The University recognizes that a degree of exposure to variable interest rates within the University’s debt portfolio is desirable in order to take advantage of repayment/restructuring flexibility; benefit from historically lower average interest costs; and provide a “match” between debt service requirements and the projected cash flows from the University’s assets. The amount of variable rate debt shall not exceed 40% of the University’s outstanding debt exclusive of derivative instruments.
Management will monitor overall interest rate exposure and will analyze and quantify potential risks, including interest rate, liquidity and rollover risks. The University may manage the liquidity risk of variable rate debt either through its own working capital/investment portfolio, the type of instrument used, or by using third party sources of liquidity. The University may manage interest rate risk in its portfolio through specific budget and internal bank management strategies or through the use of derivative instruments.
*Note that Moody’s considers the component units’ debt as part of the University’s aggregate debt portfolio.
VI. Derivative Instruments
In certain circumstances, derivatives are an effective way for the University to adjust its mix of fixed-and floating-rate debt and manage interest rate exposures. Derivatives may also be an effective way to manage liquidity risks. The University’s philosophy is to use derivatives strategically to achieve asset and liability portfolio objectives and hedge existing exposures. Derivatives will not be used to create leverage or to speculate on the movement of interest rates.

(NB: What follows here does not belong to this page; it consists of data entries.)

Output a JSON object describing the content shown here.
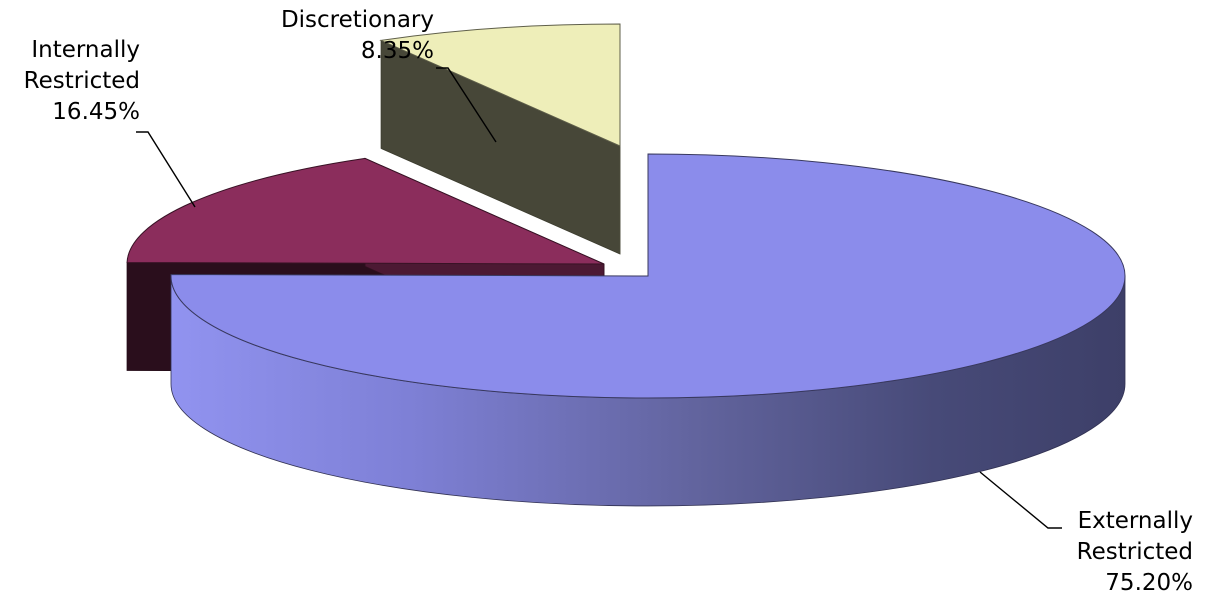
{
  "chart_data": {
    "type": "pie",
    "three_d": true,
    "title": "",
    "legend": "none",
    "slices": [
      {
        "label_lines": [
          "Externally",
          "Restricted"
        ],
        "value": 75.2,
        "value_label": "75.20%",
        "color": "#8b8ceb",
        "exploded": false
      },
      {
        "label_lines": [
          "Internally",
          "Restricted"
        ],
        "value": 16.45,
        "value_label": "16.45%",
        "color": "#8b2d5c",
        "exploded": true
      },
      {
        "label_lines": [
          "Discretionary"
        ],
        "value": 8.35,
        "value_label": "8.35%",
        "color": "#eeeeb9",
        "exploded": true
      }
    ]
  }
}
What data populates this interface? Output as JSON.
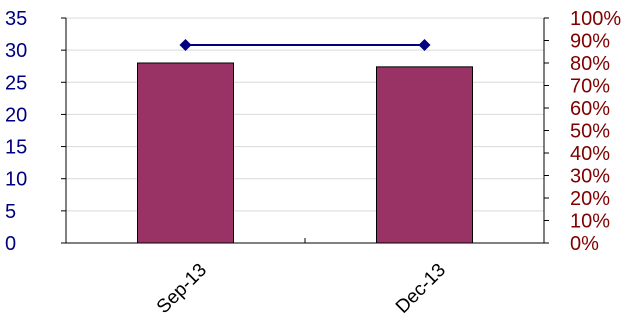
{
  "chart_data": {
    "type": "bar",
    "categories": [
      "Sep-13",
      "Dec-13"
    ],
    "series": [
      {
        "type": "bar",
        "axis": "left",
        "values": [
          28,
          27.4
        ],
        "color": "#993366"
      },
      {
        "type": "line",
        "axis": "right",
        "values": [
          0.88,
          0.88
        ],
        "color": "#000080"
      }
    ],
    "y_left": {
      "min": 0,
      "max": 35,
      "step": 5,
      "ticks": [
        "0",
        "5",
        "10",
        "15",
        "20",
        "25",
        "30",
        "35"
      ],
      "color": "#00007f"
    },
    "y_right": {
      "min": 0,
      "max": 1,
      "step": 0.1,
      "ticks": [
        "0%",
        "10%",
        "20%",
        "30%",
        "40%",
        "50%",
        "60%",
        "70%",
        "80%",
        "90%",
        "100%"
      ],
      "color": "#7f0000"
    },
    "grid": true,
    "legend": "none",
    "title": "",
    "xlabel": "",
    "ylabel": ""
  }
}
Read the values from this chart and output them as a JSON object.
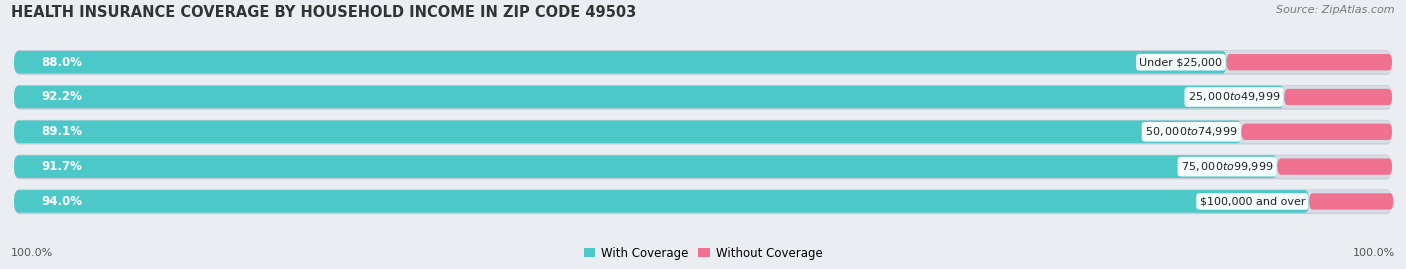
{
  "title": "HEALTH INSURANCE COVERAGE BY HOUSEHOLD INCOME IN ZIP CODE 49503",
  "source": "Source: ZipAtlas.com",
  "categories": [
    "Under $25,000",
    "$25,000 to $49,999",
    "$50,000 to $74,999",
    "$75,000 to $99,999",
    "$100,000 and over"
  ],
  "with_coverage": [
    88.0,
    92.2,
    89.1,
    91.7,
    94.0
  ],
  "without_coverage": [
    12.0,
    7.8,
    10.9,
    8.3,
    6.1
  ],
  "color_with": "#4DC8C8",
  "color_without": "#F07090",
  "color_without_light": "#F4A0B8",
  "bg_color": "#EAEEF2",
  "bar_bg_color": "#D8DCE4",
  "bar_bg_shadow": "#C8CCD4",
  "title_fontsize": 10.5,
  "source_fontsize": 8,
  "label_fontsize": 8.5,
  "legend_fontsize": 8.5,
  "bar_height": 0.65,
  "legend_label_with": "With Coverage",
  "legend_label_without": "Without Coverage"
}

The University maintains an Interest Rate Risk Management Policy which provides guidelines on the authorization and management of derivatives as they relate to the debt portfolio. The Interest Rate Risk Management Policy does not apply to derivatives used by the University of Virginia Investment Management Company in its management of the University’s endowment and assets or any University-related foundations.
Any decisions made regarding the use of derivatives must take into consideration the resulting impact under the Debt Policy.
VII. Counterparty Diversification
The University recognizes that counterparty diversification is desired as a risk management strategy. Therefore, the University will maintain relationships with multiple financial partners for the provision of investment banking, derivative, and liquidity services.
Such counterparty diversification will also take into account the services such institutions provide for other areas of the University, such as working capital management, investment management, etc.
Specific guidelines for the use, and limit, of counterparties related to derivative transactions can be found in the University’s Interest Rate Risk Management Policy.
VIII. Post-Issuance Compliance
The University realizes the importance of complying with federal and institutional requirements regarding the issuance and ongoing management of its tax-exempt debt. As such, the University maintains a Tax-Exempt Debt Compliance Policy that is intended to define compliance practices including compliance actions, records management, and process continuity within the Office of Treasury Management and the Office of the Comptroller.
IX. Communication with External Parties
In order to maintain cost-effective access to the capital markets, the University recognizes that it needs to provide appropriate information to the rating agencies which maintain ratings on the University’s debt as well as investors who purchase such debt. The University will provide necessary information to these parties on a timely basis, including posting of required continuing disclosure information.